Wert österreichischer Waffenlieferungen nach Ägypten von 2004 bis 2017

Waffenlieferungen

Das hält das Ausland allerdings nicht davon ab, weiter Waffen zu liefern. Ägypten gilt schließlich als stabilisierender Faktor in der Region. Neben den USA – dem mit Abstand größten Waffenexporteur – ist Ägypten auch für österreichische Hersteller ein Absatzmarkt, insbesondere für Handfeuerwaffen und Munition, geworden. Wie die Unruhen 2011 gezeigt haben, scheut das Militär im Falle eines Falles allerdings nicht davor zurück, diese Waffen auch gegen die eigene Bevölkerung einzusetzen.

Die Menschenrechtssituation in Ägypten hat auch verheerende Auswirkungen auf Flüchtlinge. Erst im Jänner 2019 hat der UN-Flüchtlingskommissar mehr Geld für Ägypten gefordert. Syrische Flüchtlinge sind schon seit geraumer Zeit Diskriminierung und Gewalt ausgesetzt, das Militär tut wenig zu ihrem Schutz. Im vergangenen Jahr berichtete die israelische Haaretz sogar von illegalem Organhandel, der vor allem die im Land befindlichen Syrer betreffen soll.

Quo vadis, Ägypten?

Die Ruhe in Ägypten ist fragil.
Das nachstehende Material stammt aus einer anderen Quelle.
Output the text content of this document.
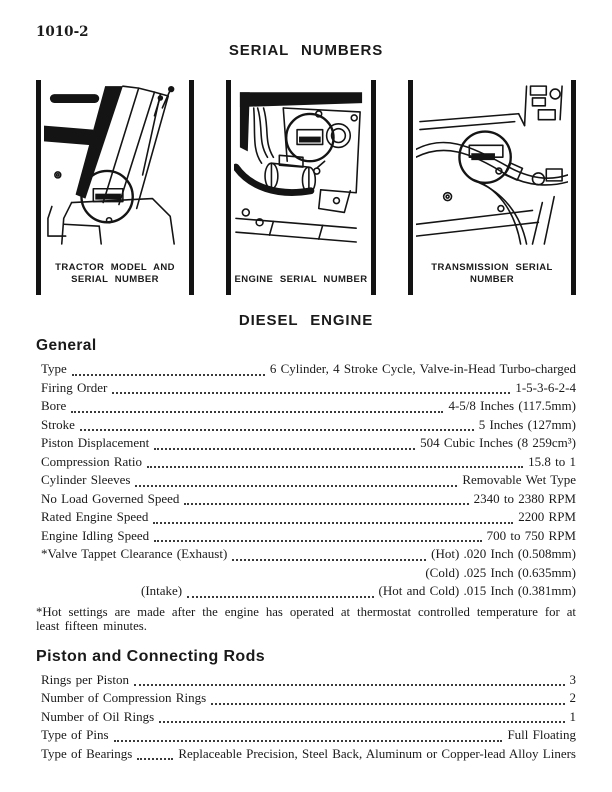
1010-2
SERIAL NUMBERS
TRACTOR MODEL AND
SERIAL NUMBER	ENGINE SERIAL NUMBER
TRANSMISSION SERIAL NUMBER
DIESEL ENGINE
General
Type	6 Cylinder, 4 Stroke Cycle, Valve-in-Head Turbo-charged
Firing Order	1-5-3-6-2-4
Bore	4-5/8 Inches (117.5mm)
Stroke	5 Inches (127mm)
Piston Displacement	504 Cubic Inches (8 259cm³)
Compression Ratio	15.8 to 1
Cylinder Sleeves	Removable Wet Type
No Load Governed Speed	2340 to 2380 RPM
Rated Engine Speed	2200 RPM
Engine Idling Speed	700 to 750 RPM
*Valve Tappet Clearance (Exhaust)	(Hot) .020 Inch (0.508mm)
(Cold) .025 Inch (0.635mm)
(Intake)	(Hot and Cold) .015 Inch (0.381mm)

*Hot settings are made after the engine has operated at thermostat controlled temperature for at least fifteen minutes.

Piston and Connecting Rods
Rings per Piston	3
Number of Compression Rings	2
Number of Oil Rings	1
Type of Pins	Full Floating
Type of Bearings	Replaceable Precision, Steel Back, Aluminum or Copper-lead Alloy Liners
Hohes Bevölkerungswachstum, eine marode Wirtschaft und die fatale Menschenrechtssituation machen das Land zum Pulverfass. Hinzu kommt das reformstarre politische System. Gut möglich, dass Ägypten früher oder später selbst zu einem Abwanderungsland wird. Vor allem die junge Generation könnte bald vermehrt geneigt sein, sich nach Europa zu begeben. Dennoch soll das Land – auch aus Mangel an Alternativen – als europäischer Partner bei Migration aus dem arabischen Raum und afrikanischen Ländern aufgebaut werden. Die EU muss sich die Frage gefallen lassen, mit wem sie da zusammenarbeitet.